You will notice that there is a dedicated section for exposures called Exposures
. The exposure title is Dashboard
and the label for the exposure is the label
value provided in the YAML.
If you click on the blue lineage graph button, you will see the upstream models that feed into our exposure.
Still at the bottom of the webpage, the Depends on section contains links to all the upstream models and references for your exposure. Clicking on any takes you to the dbt documentation site for that model.
Finally, there is the View this exposure button. Clicking on it will take you to the url you specified in the url:
key of the exposures file. In our case, the url leads to a Dashboard showing all the public sanitation facilities in Australia. Obviously there is no relation between bikes and sanitation facilities. This was just for demonstration purposes only!
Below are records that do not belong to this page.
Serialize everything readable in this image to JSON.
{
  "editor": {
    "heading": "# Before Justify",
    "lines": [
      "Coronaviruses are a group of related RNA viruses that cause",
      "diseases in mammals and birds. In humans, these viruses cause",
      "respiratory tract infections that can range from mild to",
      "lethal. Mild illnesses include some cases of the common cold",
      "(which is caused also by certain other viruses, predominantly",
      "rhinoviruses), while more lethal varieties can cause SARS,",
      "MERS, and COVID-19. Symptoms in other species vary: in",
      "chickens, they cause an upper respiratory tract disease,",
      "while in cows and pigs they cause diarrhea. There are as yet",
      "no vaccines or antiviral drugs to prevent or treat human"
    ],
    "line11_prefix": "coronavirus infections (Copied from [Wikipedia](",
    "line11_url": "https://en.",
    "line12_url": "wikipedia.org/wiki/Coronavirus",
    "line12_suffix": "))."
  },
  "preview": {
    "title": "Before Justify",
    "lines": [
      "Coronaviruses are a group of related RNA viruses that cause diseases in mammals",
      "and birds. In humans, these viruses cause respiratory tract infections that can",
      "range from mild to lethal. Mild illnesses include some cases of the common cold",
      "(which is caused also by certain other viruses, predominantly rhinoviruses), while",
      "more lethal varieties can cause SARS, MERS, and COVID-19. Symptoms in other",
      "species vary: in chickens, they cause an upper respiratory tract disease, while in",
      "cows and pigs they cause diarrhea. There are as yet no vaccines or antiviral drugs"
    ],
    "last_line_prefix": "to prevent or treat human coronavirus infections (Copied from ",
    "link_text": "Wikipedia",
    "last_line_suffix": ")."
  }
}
Working with exposures can be fun. You can add as many exposures as you wish. Below we extended the exposures
YAML to also include the following station_bikes_application
exposure.
-- snip --
- name: station_bikes_application
label: An app of stations and bike rides
type: application
maturity: high
url: https://data-visualization-for-diarrhoea-deaths.onrender.com/
description: '{{ doc("citi_trips_round") }}'
depends_on:
- ref('citi_trips_long')
- ref('citi_trips_minutes') # Added this just to increase complexity of lineage graph
- source('nyc_bikes_nyc_bikes2014', '2014-tripdata')
owner:
name: Mr Fantastic
email: mrfantastic@unlike.com
Once again, to include this exposure, we run dbt run --select +exposure:station_bikes_application
. Thereafter create a documentation using the two sesame magic characters of dbt docs generate
and dbt docs serve
.
The above exposure of station_bikes_application
falls under the Application section as specified in the type
key.
The lineage graph and the View this exposure buttons work for this exposure as well. In fact this lineage graph is the most complex we’ve encountered in the course so far. The exposure took into consideration that the citi_trips_long
model is dependent on the citi_trips_minutes
and citi_trips_round
models!
The exposure button also leads to a dashboard showing rates of some sanitation related disease. Again, this dashboard is not related to bikes and stations but serves the purpose of demonstration.